Animals
- Author: Emma Jane Unsworth
- Publisher: Canongate Books
- Publication date: May 1, 2014
- Award: Jerwood Fiction Uncovered Prize (2015)

= Animals (novel) =

2014 novel by Emma Jane Unsworth

Animals is the second novel of British writer Emma Jane Unsworth. The book was published in 2014 by Canongate Books in the U.K. and HarperCollins in the U.S. and Canada.

Set in Manchester, the novel follows best friends Laura and Tyler, codependent alcoholics whose lifestyle comes under scrutiny after Laura becomes engaged to Jim, a pianist and a teetotaler.

==Plot==
Laura is a 32-year-old woman working at a call centre in Manchester who is struggling as a writer. She lives with her best friend, Tyler, an American with plenty of money who bankrolls their hard drinking lifestyle.

A year earlier Laura met Jim, a pianist, at a bar. The two quickly fell in love and were engaged, though shortly afterwards Jim decides to stop drinking, a decision Laura pretends to approve of. As their wedding draws closer Tyler begins to grow increasingly upset by Laura's marriage and Laura begins to feel torn between the two. Though she is ambivalent about having children, Jim persuades Laura to stop using contraception. Jim also begins to pressure Laura to stop drinking.

On a night out Tyler passes Laura some drugs wrapped in a flyer for a library lecture on W. B. Yeats. Laura goes to the lecture and afterwards talks and flirts with the lecturer, professor Marty Grane.

Later, on a trip to London for Tyler's nephew's christening, the two run into Marty, who went to school with Tyler. Claiming her phone is dead, Tyler has Laura exchange numbers with Marty, who later sends her a picture of his erect penis.

Trying to compromise between Tyler and Jim, Laura goes out for a night of drinking with Tyler for her 30th birthday and then the next day flies to Stockholm to visit Jim where he is touring. On her night out with Tyler, Laura and Tyler spot Marie, a drug dealer that Tyler once stole from. Though they think they have escaped detection, Laura returns from Stockholm to find that Tyler has been badly beaten as Marie followed her home and robbed her once Laura had left. The two flee for Edinburgh where they meet up with Marty. Laura takes drugs and drinks heavily, and finds herself fighting a strong attraction to Marty. When he corners her in the bathroom she realizes that Tyler has been encouraging Marty to help her cheat by revealing a specific sexual fetish of hers. Enraged she leaves for home.

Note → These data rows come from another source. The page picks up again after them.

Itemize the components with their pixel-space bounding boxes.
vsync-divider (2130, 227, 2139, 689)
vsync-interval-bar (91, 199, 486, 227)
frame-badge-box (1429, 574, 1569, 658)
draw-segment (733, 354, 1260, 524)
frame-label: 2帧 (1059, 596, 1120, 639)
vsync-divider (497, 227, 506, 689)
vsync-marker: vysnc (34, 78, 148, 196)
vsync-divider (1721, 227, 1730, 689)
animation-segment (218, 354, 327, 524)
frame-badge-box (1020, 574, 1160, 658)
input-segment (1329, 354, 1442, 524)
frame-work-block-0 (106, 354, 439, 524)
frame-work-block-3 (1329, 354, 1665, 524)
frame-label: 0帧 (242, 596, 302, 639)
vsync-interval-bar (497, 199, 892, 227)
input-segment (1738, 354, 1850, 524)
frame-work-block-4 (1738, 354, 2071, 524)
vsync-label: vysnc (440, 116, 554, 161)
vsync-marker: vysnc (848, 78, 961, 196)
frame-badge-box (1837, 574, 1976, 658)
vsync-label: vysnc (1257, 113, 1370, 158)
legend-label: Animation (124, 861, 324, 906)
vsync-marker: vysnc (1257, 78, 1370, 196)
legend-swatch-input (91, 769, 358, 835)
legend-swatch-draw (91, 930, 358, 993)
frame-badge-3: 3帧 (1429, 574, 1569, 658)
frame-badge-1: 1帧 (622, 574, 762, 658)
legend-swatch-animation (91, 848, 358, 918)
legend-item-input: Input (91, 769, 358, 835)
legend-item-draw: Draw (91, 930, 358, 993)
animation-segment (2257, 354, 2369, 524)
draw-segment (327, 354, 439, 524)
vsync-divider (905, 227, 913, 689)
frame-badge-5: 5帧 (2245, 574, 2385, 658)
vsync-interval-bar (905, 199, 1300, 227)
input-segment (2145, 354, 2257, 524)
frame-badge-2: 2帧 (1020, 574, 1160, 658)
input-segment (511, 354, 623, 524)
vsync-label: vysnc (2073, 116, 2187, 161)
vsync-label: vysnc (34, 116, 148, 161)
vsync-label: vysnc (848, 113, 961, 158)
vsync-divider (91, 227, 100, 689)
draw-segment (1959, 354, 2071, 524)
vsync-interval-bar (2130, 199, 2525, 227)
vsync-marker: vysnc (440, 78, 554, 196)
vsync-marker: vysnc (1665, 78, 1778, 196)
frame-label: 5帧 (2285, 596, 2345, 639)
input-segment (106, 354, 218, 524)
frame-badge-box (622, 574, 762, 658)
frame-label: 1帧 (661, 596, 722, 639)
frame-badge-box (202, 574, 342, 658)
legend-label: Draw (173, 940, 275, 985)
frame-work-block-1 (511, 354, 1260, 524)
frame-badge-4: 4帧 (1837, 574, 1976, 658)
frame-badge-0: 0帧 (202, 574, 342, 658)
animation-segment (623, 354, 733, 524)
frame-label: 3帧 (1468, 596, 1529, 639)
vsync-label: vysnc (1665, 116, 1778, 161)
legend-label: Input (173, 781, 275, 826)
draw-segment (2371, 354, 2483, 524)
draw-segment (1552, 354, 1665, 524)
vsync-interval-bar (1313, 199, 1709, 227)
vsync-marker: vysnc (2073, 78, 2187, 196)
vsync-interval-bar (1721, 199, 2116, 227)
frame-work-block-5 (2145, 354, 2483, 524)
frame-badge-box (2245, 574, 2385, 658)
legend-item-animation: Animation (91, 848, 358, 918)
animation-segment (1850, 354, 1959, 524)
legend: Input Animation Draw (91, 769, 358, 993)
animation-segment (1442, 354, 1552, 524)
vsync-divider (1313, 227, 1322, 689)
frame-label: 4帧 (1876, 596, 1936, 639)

Laura stays at Jim's but at one of his work events she eventually realizes that he stopped drinking because he cheated on her with Kirsten, a woman in the orchestra. Upset she flees back to Tyler's place where she finds her overdosed on drugs and alcohol. Laura nurses Tyler back to health, but when Tyler is healed she resumes her drinking, eventually confessing to Laura that she did intentionally give her the flyer so that she would end up with Marty.

Six months later Laura still drinks, though not to excess, and has finally moved out on her own. She no longer associates with Jim or Tyler.

==Reception==
The novel received positive reviews on publication, with writer Caitlin Moran describing it as "Withnail for Girls" and declaring that she wished she had written it. The Guardian praised Unsworth as "a tremendous talent". The New York Times praised the novel as "an emotionally complex and often go-for-broke-witty book".

Animals won the 2015 Jerwood Fiction Uncovered Prize.

==Adaptation==
The novel was adapted into a film of the same name (relocated to Dublin) in 2019, directed by Sophie Hyde and starring Holliday Grainger and Alia Shawkat as Laura and Tyler.